AMU Nr. 2 - dezent. Misslyn Eyeshadowpalette

Mein AMU von vorgestern. Hatte zwar schon Fotos gemacht, bin aber nicht dazu gekommen, es hochzuladen, weil ich so geflasht von meinem Lesezeichen war. Fand ich irgendwie wichtiger. ;)

Ich hatte mir vor ein paar Tagen eine Lidschattenpalette (runway eyes) von Misslyn gekauft. Um die bin ich schon seit einem Monat herumgeschlichen und jetzt befindet sie sich - endlich - in meinem Besitz. 7,95€ hat das gute Stück gekostet, was ich in Ordnung finde. Ich liebe diese Farben! Sooo schön herbstlich. (:





Zum AMU:

1. Das ganze Zeug außenrum, Foundation, Puder, Camouflage, blabla. Und die Augenbrauen.

2. Als erstes trage ich die mittlere Farbe der zweiten Reihe von oben, dieses Rosa, auf die Mitte des Lids auf. 




3. Danach die mittlere Farbe der untersten Reihe von oben, braun, auf den hinteren Teil des Lids und in die Lidfalte und auch darüber und das alles schön verblenden. (Bild ist schlecht, das Braun erkennt man leider fast nicht, sorry!)
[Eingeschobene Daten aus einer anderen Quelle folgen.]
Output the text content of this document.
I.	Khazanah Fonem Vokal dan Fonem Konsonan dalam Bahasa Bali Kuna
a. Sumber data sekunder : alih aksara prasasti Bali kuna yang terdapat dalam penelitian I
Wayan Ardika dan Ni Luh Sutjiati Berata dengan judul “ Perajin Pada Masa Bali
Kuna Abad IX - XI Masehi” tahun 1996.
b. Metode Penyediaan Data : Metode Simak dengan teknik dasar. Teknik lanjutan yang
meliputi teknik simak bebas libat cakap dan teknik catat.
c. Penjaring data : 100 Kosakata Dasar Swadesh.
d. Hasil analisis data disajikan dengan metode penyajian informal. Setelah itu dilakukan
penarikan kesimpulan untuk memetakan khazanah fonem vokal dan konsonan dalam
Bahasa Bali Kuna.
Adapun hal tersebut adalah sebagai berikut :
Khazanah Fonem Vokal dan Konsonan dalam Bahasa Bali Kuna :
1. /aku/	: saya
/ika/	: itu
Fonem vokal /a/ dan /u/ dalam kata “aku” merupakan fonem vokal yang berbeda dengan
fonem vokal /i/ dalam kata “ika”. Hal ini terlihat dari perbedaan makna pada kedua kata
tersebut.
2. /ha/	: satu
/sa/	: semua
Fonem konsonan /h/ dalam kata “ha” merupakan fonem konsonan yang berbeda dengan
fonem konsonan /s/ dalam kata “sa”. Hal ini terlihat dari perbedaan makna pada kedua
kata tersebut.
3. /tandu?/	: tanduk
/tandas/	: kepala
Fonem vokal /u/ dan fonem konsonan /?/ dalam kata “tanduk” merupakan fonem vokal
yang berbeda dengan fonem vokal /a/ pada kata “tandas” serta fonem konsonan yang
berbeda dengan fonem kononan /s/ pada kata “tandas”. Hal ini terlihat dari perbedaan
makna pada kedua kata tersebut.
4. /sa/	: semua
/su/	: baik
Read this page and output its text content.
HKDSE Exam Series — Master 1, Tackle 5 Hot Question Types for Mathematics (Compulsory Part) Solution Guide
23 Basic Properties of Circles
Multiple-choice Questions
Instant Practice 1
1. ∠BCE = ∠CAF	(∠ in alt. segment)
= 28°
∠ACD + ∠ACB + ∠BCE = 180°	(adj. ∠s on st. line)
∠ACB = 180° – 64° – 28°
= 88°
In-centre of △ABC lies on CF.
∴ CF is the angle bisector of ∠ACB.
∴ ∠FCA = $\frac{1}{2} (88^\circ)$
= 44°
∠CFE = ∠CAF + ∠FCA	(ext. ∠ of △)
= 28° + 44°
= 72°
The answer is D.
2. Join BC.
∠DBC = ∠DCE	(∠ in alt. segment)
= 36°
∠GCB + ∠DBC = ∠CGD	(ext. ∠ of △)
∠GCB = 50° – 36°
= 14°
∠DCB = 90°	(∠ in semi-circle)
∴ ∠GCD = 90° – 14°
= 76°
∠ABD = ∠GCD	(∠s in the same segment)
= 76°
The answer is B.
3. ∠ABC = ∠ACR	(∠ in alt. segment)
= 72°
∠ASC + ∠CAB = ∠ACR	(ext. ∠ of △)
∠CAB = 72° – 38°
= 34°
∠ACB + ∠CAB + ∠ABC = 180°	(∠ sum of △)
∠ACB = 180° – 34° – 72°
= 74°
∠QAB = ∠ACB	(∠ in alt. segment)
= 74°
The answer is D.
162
4. Das Weiß in den Innenaugenwinkel und auf den Brauenbogen (highlighten).




5. Das Rot unten rechts in der Palette verteile ich ein wenig zwischen dem Braun und dem Rosa. Leider sieht man es kaum, aber einen kleinen Unterschied bemerkt ihr vielleicht doch...




6. Eyeliner, Wimperntusche - und fertig. :) Geht tagsüber, aber auch abends. 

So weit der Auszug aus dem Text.